The Real Enemy in Marriage
Our enemy’s longevity
Our real enemy in marriage has nothing to do with our past or what we face presently. The present might seem to be the problem, but it isn’t. It’s true that marriages today are fraught with conflict. Whether it’s about children, church, finances, grandkids, in-laws, relationships, retirement, schedules, sex, or work, we struggle with conflict. We’re not so different from our great-grandparents even though the dynamics of their marriages were different and in a different time and era.
That’s because the core enemy of marriage is still the same. The desired outcome of this enemy is the defeat of healthy marriages. It’s purpose is to tear down what is beautiful and growing and build, instead, empty promises of success by focusing on what isn’t important. His purpose is to divide and conquer, and he uses tunnel vision to get us started.
We develop tunnel vision. We can’t see the forest for the trees. If we’d look at the forest, we’d recognize that our enemy has limited our marriage vision so covertly that we don’t even realize what is happening. The term “Can’t see the forest for the trees” actually means “An expression used of someone who is too involved in the details of a problem to look at the situation as a whole.”
Real tactics of our real enemy in marriage
The whole of the problem is that we have an enemy who walks around, seeking to destroy and devour. Anyone who has struggled in marriage knows this first-hand. For every one of us, we know, if we’re honest, that this is true.
Our enemy is not our kids, our pastor, the bank, our in-laws, friends, spouse, or employer. Our real enemy in marriage is the devil. The earth is his battleground and he doesn’t plan to stop until he must. Scripture tells us this is so.
Be sober, be vigilant; because your adversary the devil walks about like a roaring lion, seeking whom he may devour.
Certainly, we struggle in our marriages. We disagree about how to raise our kids, how to spend our money, where to go on vacation, which one has the best or worse mother-in-law, whether an employer is fair in demanding more overtime, and whether I have a right to be hurt over what he did or said. Years of conflict, hurt, and betrayal often lead to broken people, broken homes, and broken hearts.
When a wolf wants to claim a lamb, he doesn’t attack an entire flock. Instead, he comes into the flock and scatters the sheep. By dividing the lambs from each other, they become easy prey. His tactic is “divide and conquer.” This simply means “to make a group of people disagree and fight with one another so that they will not join together against one. ” When we allow our real enemy in marriage to scatter us, our marriage becomes easy prey. When he can divide us, he can then conquer. That’s his battle plan, and that’s how he wins.
By not fighting together against our enemy, we allow our real enemy in marriage to win. So, the simple solution is to fight together against our real enemy in marriage: the devil.
Simple, but still hard!
You don’t need to tell me how hard this is.
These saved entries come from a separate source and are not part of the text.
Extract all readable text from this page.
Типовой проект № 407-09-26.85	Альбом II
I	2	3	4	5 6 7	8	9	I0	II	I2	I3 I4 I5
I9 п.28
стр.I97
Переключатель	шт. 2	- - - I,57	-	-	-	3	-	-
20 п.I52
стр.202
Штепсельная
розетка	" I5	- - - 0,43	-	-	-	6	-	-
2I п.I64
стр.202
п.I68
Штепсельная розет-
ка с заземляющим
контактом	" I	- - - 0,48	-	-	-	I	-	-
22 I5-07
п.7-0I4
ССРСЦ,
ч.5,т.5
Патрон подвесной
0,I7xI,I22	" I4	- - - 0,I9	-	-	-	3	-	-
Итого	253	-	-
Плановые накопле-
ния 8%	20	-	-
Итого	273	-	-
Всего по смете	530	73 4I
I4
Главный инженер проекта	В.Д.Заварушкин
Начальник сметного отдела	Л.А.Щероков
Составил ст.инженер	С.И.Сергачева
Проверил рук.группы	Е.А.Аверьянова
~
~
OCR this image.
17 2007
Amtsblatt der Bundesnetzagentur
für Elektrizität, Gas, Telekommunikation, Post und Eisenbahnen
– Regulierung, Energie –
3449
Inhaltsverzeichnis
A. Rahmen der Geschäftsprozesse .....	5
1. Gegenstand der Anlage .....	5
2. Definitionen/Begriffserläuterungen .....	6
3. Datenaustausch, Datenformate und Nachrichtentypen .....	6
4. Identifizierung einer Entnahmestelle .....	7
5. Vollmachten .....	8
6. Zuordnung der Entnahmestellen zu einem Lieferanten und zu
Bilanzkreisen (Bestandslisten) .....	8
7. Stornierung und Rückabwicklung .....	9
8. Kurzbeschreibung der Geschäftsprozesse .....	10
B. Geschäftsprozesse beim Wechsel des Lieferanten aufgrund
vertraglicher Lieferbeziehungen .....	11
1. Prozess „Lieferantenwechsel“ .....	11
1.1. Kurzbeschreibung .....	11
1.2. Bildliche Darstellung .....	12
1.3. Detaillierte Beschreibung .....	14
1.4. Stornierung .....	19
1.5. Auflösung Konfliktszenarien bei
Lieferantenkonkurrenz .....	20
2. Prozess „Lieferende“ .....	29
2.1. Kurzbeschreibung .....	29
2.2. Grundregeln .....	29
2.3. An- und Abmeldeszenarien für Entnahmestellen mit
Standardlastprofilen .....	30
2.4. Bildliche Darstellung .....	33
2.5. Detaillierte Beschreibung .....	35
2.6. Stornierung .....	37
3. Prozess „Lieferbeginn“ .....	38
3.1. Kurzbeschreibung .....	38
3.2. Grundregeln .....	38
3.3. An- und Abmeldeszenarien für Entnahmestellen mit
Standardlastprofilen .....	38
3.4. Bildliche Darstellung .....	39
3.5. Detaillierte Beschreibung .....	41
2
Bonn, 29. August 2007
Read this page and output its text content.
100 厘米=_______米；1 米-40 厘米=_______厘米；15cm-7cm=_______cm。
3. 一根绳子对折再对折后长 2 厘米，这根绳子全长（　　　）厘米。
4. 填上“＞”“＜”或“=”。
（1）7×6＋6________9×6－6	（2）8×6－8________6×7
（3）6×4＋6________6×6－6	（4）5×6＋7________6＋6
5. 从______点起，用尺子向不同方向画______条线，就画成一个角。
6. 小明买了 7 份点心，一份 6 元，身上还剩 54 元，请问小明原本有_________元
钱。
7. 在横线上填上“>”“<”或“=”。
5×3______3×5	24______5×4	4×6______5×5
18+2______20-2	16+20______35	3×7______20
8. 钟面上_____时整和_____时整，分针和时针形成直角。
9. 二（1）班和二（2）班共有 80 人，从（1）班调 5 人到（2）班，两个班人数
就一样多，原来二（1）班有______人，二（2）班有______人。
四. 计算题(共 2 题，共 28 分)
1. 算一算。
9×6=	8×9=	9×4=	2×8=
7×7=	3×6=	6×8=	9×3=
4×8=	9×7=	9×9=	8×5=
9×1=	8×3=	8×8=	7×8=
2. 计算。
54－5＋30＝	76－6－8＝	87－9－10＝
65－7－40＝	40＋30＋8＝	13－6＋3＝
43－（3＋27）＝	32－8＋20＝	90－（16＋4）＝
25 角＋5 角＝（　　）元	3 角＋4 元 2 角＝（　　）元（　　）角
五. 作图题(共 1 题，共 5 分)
I know. The difficulty lies in agreeing to recognize our real enemy in marriage and to fight with each other against this enemy. The problem is that our personal pain from what our spouse has done makes it almost impossible to not view him (or her) as the enemy. After all, he is the one who didn’t keep his marriage vows, who doesn’t love and cherish me, and who neglects my genuine needs. The pain comes from his choices and that pain is very real. Sometimes there are ramifications from the past – things we must face alone or face with our children.
Yet, the fact remains that the devil is more our enemy than our spouse. Our problem is that we’re not living with the devil like we’re living with our spouse. That’s also why it’s so difficult to see – because the devil is unseen in bodily form. Yet, he’s very present in our lives.
The fight is against the real enemy in marriage and not against flesh and blood
Scripture assures us that the real battle against the enemy in marriage is not in human flesh.
For we do not wrestle against flesh and blood, but against principalities, against powers, against the rulers of [a]the darkness of this age, against spiritual hosts of wickedness in the heavenly places.
I can tell you honestly that, especially in the earlier years of our marriage, if I had recognized this truth as a foundation to relating in marriage, I would have “fought” differently. Had I realized that the real enemy in marriage was the devil and not my husband’s insensitivity, carelessness or bullheadedness, I’d have fought more for my marriage than against him. I knew we were on the same team, and I tried to practice being on the same team. But I hadn’t quite wrapped my mind around that principle. I failed at times to recognize the devil as the real enemy during our disagreements and conflicts. Oh yes, I would still have spoken truth. I’d have shared my thoughts and my feelings. But recognizing who the real enemy in marriage really is would have changed my battle plan.
Some battle plans might include getting help from others who have been in the trenches. Other battle plans might include nabbing prayer warriors. Recognizing that the devil is our real enemy does not give us permission to lay down and cry “uncle” because we can’t ever get rid of the enemy. Nor does it give us permission to always concede to our spouse because it’s the only way to have “peace” – for in that case, we lose and our enemy wins.
Every marriage is worth fighting for. To do that, we must recognize who the real enemy is and choose to fight together against the real enemy instead of against each other.